7. Section 2.1 (“Implications in Gerontorheumatology”) is tangential to the main topic and may need to be deleted or integrated into related content.

Thank you for the comment. Indeed, structuring a paragraph dedicated to gerontorheumatology diverges from the main focus of the work and would have weighed down the overall structure. However, the references provided represent a useful support for introducing the epidemiological and therapeutic aspects of the elderly in this study. Therefore, we have removed the paragraph as requested and transferred its content to the section “Conventional and Advanced Therapies in Rheumatoid Arthritis: Considerations for the Elderly.

 

8. The table discusses targeted therapies in osteoimmunology and their roles in immunosenescence but lacks supporting references. What evidence underpins the safety risk statements for agents such as abatacept, rituximab, and JAK inhibitors, real-world data or clinical trials?

Thank you for pointing out the lack of references. We apologize for this omission and have added the relevant references for each drug regarding the highlighted aspects. Since these include both real-world data and clinical trials, we have also specified this in the table title. We hope that, thanks to your suggestion, the table is now overall more accessible and scientifically rigorous

9. The manuscript advises lowering the starting dose of methotrexate but provides no specific recommendations or guideline citations. Should international guidelines (e.g., EULAR, ACR) be referenced?

Thank you for highlighting this interesting point. We apologize for not citing supporting guidelines; however, to our knowledge, there are currently no official recommendations from major scientific societies specifically addressing the management of this issue in the elderly. In fact, it is precisely these gaps, which are encountered daily in clinical practice, that motivated the need to explore certain therapeutic and management aspects for older patients in this work. Nevertheless, to provide adequate bibliographic support, we have added references 148 and 149, including a real-world clinical study. These are added to the previously cited references 56 and 57 from the earlier version of the manuscript regarding this theme. We hope that, in this way, we have effectively and coherently addressed this weakness of the work.

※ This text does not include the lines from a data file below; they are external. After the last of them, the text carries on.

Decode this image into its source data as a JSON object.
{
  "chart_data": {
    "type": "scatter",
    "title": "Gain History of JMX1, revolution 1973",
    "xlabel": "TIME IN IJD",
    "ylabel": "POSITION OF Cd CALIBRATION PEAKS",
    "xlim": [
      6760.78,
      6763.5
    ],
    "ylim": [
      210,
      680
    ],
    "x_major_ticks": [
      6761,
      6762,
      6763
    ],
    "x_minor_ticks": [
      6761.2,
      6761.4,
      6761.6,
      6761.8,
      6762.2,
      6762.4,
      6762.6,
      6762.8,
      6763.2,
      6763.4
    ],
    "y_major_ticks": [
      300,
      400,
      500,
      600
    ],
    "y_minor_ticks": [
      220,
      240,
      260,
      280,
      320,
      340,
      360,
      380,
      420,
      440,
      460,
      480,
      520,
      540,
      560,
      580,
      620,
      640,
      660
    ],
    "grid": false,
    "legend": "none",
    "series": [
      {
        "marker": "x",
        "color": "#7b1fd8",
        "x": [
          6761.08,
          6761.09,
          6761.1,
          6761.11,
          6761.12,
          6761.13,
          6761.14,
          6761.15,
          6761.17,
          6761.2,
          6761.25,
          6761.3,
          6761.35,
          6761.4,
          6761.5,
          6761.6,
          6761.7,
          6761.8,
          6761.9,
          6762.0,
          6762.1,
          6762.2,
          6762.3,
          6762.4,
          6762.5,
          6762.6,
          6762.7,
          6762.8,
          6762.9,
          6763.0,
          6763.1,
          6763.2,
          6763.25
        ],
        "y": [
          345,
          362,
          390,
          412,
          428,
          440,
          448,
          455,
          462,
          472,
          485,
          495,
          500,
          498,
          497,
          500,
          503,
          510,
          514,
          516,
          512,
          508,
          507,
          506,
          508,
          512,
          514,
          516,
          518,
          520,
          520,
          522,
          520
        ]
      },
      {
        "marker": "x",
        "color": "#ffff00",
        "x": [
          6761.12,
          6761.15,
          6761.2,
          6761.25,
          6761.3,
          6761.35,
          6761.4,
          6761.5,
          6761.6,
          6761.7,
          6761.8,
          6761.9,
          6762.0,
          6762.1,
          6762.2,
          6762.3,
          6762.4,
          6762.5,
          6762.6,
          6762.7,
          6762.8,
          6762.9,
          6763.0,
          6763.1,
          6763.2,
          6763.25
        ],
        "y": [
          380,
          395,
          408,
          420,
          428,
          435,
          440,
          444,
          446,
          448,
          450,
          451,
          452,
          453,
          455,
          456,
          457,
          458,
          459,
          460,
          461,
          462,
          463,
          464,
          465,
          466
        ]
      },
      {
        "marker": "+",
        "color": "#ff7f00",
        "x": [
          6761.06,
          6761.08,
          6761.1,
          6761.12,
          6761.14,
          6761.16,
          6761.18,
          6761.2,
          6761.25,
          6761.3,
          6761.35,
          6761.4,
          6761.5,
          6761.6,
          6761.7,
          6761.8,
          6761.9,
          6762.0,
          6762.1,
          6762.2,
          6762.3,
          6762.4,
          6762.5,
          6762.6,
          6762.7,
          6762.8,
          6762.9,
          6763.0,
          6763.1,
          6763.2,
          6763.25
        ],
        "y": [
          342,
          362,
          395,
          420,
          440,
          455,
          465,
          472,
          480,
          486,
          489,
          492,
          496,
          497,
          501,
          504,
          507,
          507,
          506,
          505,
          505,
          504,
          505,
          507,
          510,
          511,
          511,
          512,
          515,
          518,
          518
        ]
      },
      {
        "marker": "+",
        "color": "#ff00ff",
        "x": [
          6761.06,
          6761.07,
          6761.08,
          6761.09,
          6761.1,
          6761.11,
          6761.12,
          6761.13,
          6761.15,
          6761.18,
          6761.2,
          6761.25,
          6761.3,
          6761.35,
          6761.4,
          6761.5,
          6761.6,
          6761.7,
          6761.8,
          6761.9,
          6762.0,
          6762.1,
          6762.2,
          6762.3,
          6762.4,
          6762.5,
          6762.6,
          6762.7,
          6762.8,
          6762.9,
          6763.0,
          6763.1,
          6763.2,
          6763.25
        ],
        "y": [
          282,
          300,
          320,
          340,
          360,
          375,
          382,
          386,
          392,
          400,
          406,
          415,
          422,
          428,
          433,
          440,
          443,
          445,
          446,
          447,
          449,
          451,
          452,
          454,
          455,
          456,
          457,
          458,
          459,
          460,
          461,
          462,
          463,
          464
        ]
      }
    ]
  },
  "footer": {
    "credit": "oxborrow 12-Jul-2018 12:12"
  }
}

10. Many arguments link IL-6 elevation and IL-2 reduction caused by immunosenescence to RA and osteoporosis. Are there direct clinical or animal model studies validating these mechanisms?

Dear Reviewer, thank you for this comment, which has certainly contributed to enhancing the scientific rigor of the manuscript and the overall quality of the work. In line with the considerations above regarding IL-2 and IL-6 and their discussion in the text, we have specified (line 102) the existence of supporting animal models along with the corresponding bibliographic references.

11. While IL-33 is suggested as pivotal in osteoporosis and immunosenescence, the review does not address whether antagonists or agonists are in clinical development. Should the feasibility of this pathway as a treatment target be evaluated?

Dear Reviewer, thank you for the insightful comment, which allowed us to expand and update the present review with a focus on future perspectives. At the end of the section Molecular Targeted Therapy of Osteoporosis, we have added the current state of knowledge regarding the pharmacological modulation of the IL-33/IL-31 axis and in osteoporosis, along with the relevant references.